Practical Measures to Protect Against Supply Chain Attacks
To minimize risk exposure, organizations must adopt a comprehensive security strategy that covers both traditional IT environments and AI ecosystems.
- Dependency Management: Implement Software Composition Analysis (SCA) tools to continuously monitor third-party libraries, packages, and containers.
- CI/CD Security: Integrate automated code scanning (SAST/DAST), artifact validation, digital signature verification, and software provenance checks.
- Principle of Least Privilege: Grant only the minimum level of access required for users, services, and AI components.
- Multi-Factor Authentication (MFA): Protect all critical developer and administrator accounts.
- Monitoring and Incident Response: Continuously monitor repositories, cloud environments, and AI platforms for suspicious activity.
- Security Awareness Training: Educate developers and engineers about modern open-source attacks, AI-related risks, and software supply chain compromises.
Managing AI Risks: From Frameworks to Implementation
Integrating AI security into enterprise-wide risk management is becoming a strategic necessity. AI systems process large volumes of data, influence decision-making processes, and may directly affect business operations. As a result, they require a dedicated layer of governance and security oversight.
According to NIST AI RMF 1.0, AI risk management should cover four key areas:
- Govern — Establish policies, accountability structures, and AI risk oversight mechanisms.
- Map — Identify risks, dependencies, and potential impacts associated with AI systems.
- Measure — Assess risk levels and evaluate the effectiveness of security controls.
- Manage — Implement mitigation strategies and continuous risk management processes.
In practice, this includes assigning AI Governance Owners, implementing secure AI usage policies, auditing data sources, controlling model access, and regularly evaluating AI systems for security weaknesses.
Special attention should be given to testing models against adversarial attacks, prompt injection attempts, data poisoning scenarios, and other threats described by MITRE ATLAS and the OWASP Top 10 for LLM Applications.
Industry analysts at Gartner predict significant growth in the adoption of dedicated AI security platforms as organizations continue integrating generative AI into business operations. However, technology alone cannot solve security challenges.
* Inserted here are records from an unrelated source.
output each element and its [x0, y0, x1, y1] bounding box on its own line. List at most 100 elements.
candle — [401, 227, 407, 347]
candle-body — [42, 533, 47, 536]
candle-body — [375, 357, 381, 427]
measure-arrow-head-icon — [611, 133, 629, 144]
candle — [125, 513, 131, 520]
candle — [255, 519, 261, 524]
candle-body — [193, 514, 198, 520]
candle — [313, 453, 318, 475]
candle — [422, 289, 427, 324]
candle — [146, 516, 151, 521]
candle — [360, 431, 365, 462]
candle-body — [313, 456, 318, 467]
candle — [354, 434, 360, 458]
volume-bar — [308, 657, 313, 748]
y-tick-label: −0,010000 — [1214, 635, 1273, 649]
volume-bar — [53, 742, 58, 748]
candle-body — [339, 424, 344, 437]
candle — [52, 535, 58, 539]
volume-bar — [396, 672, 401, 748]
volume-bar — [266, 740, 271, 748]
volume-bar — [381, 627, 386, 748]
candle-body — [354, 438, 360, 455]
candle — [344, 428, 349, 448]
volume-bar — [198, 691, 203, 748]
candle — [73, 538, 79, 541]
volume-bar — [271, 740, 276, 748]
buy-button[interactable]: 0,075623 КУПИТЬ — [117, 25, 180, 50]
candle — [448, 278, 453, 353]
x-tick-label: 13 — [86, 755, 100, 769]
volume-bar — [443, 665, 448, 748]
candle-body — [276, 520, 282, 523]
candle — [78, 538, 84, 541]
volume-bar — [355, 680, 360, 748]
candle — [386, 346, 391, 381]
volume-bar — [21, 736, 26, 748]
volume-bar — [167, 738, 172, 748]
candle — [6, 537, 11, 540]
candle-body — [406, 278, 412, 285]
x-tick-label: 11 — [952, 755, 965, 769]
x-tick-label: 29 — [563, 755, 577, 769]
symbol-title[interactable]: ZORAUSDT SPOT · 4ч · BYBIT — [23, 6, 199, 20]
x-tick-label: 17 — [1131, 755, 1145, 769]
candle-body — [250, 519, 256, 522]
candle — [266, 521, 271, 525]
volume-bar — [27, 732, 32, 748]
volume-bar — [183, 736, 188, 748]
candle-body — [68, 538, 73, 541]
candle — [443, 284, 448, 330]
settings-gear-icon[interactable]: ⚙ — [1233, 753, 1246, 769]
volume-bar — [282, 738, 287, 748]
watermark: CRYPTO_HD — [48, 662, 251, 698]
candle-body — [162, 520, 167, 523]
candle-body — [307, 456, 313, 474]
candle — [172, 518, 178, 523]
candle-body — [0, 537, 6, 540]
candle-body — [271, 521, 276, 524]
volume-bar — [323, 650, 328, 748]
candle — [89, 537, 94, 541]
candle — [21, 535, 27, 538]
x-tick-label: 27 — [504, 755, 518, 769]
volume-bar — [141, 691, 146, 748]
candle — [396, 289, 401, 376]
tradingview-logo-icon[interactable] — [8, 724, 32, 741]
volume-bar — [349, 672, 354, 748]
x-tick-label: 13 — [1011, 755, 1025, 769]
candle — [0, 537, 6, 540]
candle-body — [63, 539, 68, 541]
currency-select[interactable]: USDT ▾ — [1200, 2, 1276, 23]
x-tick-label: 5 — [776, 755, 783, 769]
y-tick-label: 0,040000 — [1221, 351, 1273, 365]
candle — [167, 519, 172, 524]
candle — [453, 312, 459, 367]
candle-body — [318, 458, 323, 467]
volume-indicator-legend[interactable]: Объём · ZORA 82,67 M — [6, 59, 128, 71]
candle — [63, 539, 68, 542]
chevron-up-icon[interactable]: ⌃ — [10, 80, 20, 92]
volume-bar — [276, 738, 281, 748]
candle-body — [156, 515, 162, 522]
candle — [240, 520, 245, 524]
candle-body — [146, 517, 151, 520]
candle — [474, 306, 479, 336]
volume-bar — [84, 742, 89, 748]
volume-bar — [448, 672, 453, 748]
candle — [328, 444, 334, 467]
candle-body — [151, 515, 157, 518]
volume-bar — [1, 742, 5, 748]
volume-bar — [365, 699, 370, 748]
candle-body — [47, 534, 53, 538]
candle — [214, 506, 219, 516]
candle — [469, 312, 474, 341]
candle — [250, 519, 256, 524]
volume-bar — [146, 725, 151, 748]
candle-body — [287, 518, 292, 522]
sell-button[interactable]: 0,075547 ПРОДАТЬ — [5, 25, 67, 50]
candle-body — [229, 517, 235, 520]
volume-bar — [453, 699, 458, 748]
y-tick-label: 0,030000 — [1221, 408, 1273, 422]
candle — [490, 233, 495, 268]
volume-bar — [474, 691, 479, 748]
A resilient AI ecosystem requires a combination of technical controls, governance processes, and continuous personnel training.
AI Integration Security Readiness Checklist
- Dependency Management Policy: Is there a formal process governing the use of third-party libraries and packages?
- Component Auditing: Are dependencies continuously scanned using SCA tools?
- CI/CD Security: Are automated code and artifact validation mechanisms integrated into development pipelines?
- AI Risk Ownership: Have AI Governance Owners been assigned?
- AI Risk Management Plan: Does the organization follow the Govern–Map–Measure–Manage approach defined by NIST AI RMF?
- Training Data Security: Are data sources evaluated for integrity and data poisoning risks?
- Resilience Testing: Are AI models tested against adversarial attacks, prompt injection, and other AI-specific threats?